The bill comes after significant progress made in the past two years including:
- A number of high-profile lawsuits challenging restrictive repair practices,
- More than a dozen state proposals of right to repair legislation,
- President Joe Biden’s executive order pushing the Federal Trade Commission to use its statutory authority to enact rules preventing restrictions on repair by dominant manufacturers in July 2021,
- And the publication of a report and guidance document from the FTC in May 2021 and July 2021, respectively, that will create a significant deterrent on manufacturers implementing restrictive repair practices.
In response to the bill announcement, Daniel Hanley, senior legal analyst at the Open Markets Institute said the Agricultural Right to Repair Act is the common-sense, long-overdue shield that farmers have been waiting for.
"It restores farmer access to the parts, tools, and software necessary to repair their equipment and do their jobs. The act mandates manufacturers to provide access to such essential repair equipment on fair and reasonable terms or even at no charge," Hanley said in a statement.

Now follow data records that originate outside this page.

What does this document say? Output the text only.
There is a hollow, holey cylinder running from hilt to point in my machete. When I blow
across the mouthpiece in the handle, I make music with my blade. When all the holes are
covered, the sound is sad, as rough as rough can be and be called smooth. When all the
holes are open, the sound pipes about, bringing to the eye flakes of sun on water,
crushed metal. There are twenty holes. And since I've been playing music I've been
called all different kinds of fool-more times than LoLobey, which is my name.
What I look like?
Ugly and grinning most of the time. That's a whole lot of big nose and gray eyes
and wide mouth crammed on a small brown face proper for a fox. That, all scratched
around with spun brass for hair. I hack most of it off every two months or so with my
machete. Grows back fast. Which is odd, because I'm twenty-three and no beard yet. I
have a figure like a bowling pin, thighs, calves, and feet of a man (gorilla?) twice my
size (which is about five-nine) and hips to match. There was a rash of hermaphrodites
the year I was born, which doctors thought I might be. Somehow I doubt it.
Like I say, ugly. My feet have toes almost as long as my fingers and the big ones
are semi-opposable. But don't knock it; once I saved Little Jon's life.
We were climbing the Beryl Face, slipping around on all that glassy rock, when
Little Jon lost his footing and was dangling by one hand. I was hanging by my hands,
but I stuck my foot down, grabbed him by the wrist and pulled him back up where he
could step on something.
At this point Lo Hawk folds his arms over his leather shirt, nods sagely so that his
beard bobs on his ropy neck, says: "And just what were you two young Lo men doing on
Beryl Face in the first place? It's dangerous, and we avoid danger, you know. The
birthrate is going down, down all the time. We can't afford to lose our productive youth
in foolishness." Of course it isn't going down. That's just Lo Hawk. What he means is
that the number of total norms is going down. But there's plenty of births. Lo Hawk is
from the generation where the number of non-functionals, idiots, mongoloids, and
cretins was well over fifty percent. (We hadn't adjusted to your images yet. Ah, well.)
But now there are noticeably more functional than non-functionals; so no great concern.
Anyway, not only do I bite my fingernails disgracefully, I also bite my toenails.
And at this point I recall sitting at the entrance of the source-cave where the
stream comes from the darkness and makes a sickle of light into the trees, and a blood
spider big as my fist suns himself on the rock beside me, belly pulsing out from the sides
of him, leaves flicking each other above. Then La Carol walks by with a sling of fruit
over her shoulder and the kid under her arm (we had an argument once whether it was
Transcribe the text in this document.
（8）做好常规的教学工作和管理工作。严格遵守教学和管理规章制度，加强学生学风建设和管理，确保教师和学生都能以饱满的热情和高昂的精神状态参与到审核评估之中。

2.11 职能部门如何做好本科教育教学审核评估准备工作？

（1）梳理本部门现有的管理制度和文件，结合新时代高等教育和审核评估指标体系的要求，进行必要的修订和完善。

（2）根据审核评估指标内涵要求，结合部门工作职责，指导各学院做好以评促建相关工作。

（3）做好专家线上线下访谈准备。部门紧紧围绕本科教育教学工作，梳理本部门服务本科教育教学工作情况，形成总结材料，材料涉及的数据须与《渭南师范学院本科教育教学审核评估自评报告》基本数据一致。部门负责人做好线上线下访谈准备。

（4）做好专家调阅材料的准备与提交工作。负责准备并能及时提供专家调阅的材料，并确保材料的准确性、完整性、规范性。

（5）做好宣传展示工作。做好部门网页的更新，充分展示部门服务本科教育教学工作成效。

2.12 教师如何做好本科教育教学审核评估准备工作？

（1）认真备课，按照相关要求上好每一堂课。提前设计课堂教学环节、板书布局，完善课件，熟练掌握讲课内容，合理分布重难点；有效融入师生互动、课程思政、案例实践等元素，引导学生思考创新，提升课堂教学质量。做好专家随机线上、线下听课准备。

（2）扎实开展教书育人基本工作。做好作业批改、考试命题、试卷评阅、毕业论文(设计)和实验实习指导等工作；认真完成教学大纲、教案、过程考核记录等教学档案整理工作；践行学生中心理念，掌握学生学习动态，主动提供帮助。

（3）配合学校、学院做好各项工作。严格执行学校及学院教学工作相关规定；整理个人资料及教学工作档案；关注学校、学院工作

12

Hanley said the bill's requirements would prevent dominant manufacturers from using their monopoly control to unilaterally restrict repair of their products. The act also protects farmers from unnecessary and exploitative expenditures demanded by dominant manufacturers to access repair documents, parts, tools, or software they should already be allowed to access with purchase of their products.
“The Open Markets Institute has made right to repair a central component of our policy agenda. We believe this bill advances farmers’ right to repair and applaud Sen. Tester for stepping up for farmers,” he said.